More and more, trained men and women are lured into civilian life by the sure promise of higher pay and the comforts that military service does not offer -- especially as airline pilots, crewmen, or in ground maintenance and the ever more complex science and profession of avionics, the delicate instrumentation of modern jet aircraft.

The Air Force, as its leaders say repeatedly, has trained top-quality pilots, "just as fine as we require," in General Mathis's words. "The same is true of junior maintenance people, though we do have a problem in getting engineers."

"As to pilots, and to some extent navigators, over the past few years, whereas we used to retain a large fraction of those for at least 20-year careers ," General Mathis said, "today it looks as though we're losing about 70 percent by the 11th year. If you get into strategic airlift it's over 80 percent. . . . Their skills are those of an airline pilot, of course."

Air Force figures show that only about 30 percent of fighter pilots are lost. One of them explained, "It's a different type of flying, an interesting type. People who fly fighters generally enjoy what they're doing. . . . But we are losing too many of them, too."

One factor, explained a senior West Coast flying officer, is "the wives."

"When there's a differential of several thousand dollars between what you earn in the service, and what you can earn outside in airlines or aerospace industries," he continues, "a wife, especially if she's working [one estimate is that 70 percent of Air Force wives do work], she'll push her husband to take that fat civilian job, if he isn't already so inclined."
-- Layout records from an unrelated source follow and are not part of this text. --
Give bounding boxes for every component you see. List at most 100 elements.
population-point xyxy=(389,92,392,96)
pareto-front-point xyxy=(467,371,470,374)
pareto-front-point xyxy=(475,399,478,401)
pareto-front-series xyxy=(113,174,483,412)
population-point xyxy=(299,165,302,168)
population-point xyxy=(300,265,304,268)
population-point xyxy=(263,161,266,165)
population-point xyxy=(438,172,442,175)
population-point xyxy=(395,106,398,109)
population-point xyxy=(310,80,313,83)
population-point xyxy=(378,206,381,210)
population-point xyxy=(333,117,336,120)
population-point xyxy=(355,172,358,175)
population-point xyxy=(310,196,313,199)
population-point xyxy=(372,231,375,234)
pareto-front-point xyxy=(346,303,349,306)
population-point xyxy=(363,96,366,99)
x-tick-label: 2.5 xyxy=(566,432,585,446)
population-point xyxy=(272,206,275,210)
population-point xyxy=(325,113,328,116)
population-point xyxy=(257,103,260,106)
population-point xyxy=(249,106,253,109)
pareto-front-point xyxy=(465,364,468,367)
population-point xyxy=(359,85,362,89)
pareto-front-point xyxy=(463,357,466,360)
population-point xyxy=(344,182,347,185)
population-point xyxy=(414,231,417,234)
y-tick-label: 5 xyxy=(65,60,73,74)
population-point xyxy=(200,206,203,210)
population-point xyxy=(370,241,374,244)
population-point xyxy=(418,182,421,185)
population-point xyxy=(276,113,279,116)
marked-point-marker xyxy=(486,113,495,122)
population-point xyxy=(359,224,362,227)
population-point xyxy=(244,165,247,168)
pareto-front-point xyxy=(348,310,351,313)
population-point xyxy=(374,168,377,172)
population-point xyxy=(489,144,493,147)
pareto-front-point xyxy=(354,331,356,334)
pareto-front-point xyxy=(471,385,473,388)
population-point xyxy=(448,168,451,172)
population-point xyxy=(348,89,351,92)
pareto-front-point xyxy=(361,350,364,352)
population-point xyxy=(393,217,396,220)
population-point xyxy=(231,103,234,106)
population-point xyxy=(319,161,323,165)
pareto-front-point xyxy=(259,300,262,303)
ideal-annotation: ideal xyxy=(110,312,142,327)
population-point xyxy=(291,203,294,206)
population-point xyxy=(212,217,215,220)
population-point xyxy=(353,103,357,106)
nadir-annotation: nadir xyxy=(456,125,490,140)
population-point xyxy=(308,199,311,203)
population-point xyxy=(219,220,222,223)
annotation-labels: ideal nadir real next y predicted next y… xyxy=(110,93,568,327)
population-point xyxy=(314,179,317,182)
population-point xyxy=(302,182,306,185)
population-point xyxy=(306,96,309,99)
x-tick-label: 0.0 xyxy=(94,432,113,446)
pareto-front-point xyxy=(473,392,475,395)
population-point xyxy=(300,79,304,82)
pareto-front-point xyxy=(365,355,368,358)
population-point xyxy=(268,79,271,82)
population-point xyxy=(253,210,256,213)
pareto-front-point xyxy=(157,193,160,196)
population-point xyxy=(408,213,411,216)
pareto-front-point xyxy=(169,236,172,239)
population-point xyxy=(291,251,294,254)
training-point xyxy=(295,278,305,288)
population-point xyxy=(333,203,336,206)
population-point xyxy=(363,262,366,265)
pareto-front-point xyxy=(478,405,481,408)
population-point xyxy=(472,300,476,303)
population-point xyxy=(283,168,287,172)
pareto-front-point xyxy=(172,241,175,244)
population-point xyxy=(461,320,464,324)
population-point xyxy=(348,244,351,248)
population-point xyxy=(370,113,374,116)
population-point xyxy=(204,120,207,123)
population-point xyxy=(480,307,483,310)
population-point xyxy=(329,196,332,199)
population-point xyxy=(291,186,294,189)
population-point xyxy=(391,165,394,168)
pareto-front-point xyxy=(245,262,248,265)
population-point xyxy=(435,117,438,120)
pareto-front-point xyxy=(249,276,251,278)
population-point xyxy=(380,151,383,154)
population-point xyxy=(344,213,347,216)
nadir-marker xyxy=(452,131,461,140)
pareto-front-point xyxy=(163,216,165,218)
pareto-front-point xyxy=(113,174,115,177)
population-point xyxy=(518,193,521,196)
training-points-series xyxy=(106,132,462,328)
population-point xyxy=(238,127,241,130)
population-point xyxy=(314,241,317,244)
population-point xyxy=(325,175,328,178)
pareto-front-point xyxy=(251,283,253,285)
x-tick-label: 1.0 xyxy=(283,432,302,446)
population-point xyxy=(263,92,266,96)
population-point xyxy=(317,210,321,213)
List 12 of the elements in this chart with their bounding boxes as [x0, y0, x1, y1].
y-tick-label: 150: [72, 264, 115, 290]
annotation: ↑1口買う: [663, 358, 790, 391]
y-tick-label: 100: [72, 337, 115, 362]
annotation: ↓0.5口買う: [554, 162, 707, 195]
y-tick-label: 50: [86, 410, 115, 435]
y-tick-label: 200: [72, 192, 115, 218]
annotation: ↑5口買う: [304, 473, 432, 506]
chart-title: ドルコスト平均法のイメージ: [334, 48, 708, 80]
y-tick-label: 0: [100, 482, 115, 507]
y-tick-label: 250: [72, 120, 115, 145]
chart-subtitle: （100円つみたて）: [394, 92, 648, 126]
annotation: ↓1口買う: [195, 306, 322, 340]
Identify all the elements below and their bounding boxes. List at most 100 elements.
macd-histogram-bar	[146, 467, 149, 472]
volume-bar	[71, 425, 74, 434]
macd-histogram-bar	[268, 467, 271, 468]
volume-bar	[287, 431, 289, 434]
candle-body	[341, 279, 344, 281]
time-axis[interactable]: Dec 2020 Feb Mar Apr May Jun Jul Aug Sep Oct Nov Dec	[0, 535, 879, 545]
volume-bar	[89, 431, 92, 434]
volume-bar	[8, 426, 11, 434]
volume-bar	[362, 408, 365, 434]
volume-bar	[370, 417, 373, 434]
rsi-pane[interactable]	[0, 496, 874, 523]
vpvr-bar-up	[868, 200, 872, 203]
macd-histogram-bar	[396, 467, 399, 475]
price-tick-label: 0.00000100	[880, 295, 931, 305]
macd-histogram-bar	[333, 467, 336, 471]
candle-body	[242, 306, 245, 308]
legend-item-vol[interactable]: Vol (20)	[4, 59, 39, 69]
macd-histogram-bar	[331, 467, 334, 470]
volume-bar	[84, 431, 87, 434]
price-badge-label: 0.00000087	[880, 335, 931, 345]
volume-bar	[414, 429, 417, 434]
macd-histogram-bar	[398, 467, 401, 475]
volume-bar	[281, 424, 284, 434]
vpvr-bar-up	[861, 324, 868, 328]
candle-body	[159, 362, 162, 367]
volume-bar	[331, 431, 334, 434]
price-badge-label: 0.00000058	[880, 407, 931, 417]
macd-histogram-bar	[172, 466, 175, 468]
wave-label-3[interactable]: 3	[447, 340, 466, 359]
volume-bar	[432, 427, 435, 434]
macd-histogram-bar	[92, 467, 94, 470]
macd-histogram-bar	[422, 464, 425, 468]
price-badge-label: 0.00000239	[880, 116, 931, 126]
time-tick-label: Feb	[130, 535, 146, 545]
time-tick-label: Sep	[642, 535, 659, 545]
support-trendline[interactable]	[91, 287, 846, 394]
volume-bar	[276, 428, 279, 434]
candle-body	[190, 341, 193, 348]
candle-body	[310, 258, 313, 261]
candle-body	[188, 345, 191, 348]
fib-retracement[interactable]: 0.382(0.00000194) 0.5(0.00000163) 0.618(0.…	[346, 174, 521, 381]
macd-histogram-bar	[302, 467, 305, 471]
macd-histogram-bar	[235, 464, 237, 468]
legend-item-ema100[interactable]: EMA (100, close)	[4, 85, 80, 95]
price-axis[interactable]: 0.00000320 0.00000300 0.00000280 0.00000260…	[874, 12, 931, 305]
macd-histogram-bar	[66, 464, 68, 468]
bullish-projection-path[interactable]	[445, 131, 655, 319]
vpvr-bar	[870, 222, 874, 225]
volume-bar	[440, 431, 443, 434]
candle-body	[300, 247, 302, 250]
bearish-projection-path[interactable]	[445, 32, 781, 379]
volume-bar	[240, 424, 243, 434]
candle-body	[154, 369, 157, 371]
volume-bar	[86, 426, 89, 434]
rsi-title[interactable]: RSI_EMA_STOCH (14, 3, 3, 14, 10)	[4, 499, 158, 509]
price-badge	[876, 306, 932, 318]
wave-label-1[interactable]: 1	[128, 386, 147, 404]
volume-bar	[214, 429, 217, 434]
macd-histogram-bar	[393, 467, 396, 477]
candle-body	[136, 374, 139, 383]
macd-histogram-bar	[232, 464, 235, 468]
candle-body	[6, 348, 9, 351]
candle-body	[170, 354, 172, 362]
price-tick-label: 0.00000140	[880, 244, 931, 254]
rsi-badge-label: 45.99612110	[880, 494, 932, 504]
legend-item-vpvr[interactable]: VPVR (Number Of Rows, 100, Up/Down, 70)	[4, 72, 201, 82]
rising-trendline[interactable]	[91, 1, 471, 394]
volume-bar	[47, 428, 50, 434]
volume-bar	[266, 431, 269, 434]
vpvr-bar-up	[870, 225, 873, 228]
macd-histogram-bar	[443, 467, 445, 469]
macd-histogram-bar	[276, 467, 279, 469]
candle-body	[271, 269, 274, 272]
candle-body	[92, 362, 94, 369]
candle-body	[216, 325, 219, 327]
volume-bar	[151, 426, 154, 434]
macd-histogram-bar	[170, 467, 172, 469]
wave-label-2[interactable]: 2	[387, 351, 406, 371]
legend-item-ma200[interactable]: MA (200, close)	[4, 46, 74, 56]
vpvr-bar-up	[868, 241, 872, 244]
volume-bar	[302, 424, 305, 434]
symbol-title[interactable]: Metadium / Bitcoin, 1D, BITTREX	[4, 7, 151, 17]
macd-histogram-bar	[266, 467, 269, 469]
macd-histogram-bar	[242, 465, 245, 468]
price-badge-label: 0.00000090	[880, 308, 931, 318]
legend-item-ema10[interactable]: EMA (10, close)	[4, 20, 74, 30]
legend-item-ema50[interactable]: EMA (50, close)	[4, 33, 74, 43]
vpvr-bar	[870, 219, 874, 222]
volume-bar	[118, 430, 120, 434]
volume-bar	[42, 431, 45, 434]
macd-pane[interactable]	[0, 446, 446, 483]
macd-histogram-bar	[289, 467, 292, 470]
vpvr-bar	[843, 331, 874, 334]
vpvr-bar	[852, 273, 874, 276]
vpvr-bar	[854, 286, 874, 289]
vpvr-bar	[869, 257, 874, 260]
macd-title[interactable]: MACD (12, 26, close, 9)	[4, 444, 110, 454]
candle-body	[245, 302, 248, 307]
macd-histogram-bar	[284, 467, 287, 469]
"When I was with the Tactical Air Command," recalls General Mathis, "we interviewed a number of young men who were getting out of the service to find out why. These people were involved in the maintenance of the avionics test equipment of the F-15 airplane, a very critical skill. We had about 56 in a row that got out. I asked a young captain to interview the people that he could get hold of, and he found 25 of them to interview.

"Their prime reason was economic. They were E-4s and E-5s, the equivalent to the old buck sergeant, with a total income around $10,000 or $11,000 a year. The average [civilian] salary of these 25 people was about $20,000 a year" when they got out.

The Air Force leadership endorses the Nunn-Warner amendment, now before Congress, as a step toward signaling USAF personnel that Congress and the nation do care about their plight. It provides, among other things, better travel and housing allowances and a 25 percent increase in flight pay (though Pentagon manpower chief Robert Pirie advocates a 50 percent flight pay hike).

"The housing allowance question is especially critical," observes General Mathis. "Right now, if you have to live in Del Rio, Texas, you get the same housing allowance as someone who lives in Washington, D.C., or Los Angeles, Calif. The costs are quite different, and that's a big problem."

As one young officer at MacDill Air Force Base explained, the so-called "8 -to-5 Air Force" means that Air Force men and women have to take outside jobs to make ends meet.

"This," acknowledges General Mathis, does tax readiness. "A crew chief I heard about -- perhaps he was hypothetical -- who works on a $15 million airplane, works hard and long all day. But at 5 o'clock he's gone. He has, in fact, gone to the commissary to bag groceries. His pilot comes over to buy groceries at the commissary. He comes out of the commissary and has this crew chief carry these groceries to the car, and then gets a tip from the pilot. Isn't that demeaning?"

The commissary system, according to Pentagon figures, now is taking in about personnel are notified on each base that food stamps are among the services available, if they qualify and need them -- although many people in the Air Force, as in other services, are ashamed to have people know that they're on food stamps.

The conventional Air Force of the 1980s, said one officer high in the logistics branch here, "is a superb outfit, staffed with trained and dedicated men and women, with the best airplanes in the world. It cannot stay that way indefinitely unless there is a whole new attitude toward compensating its people."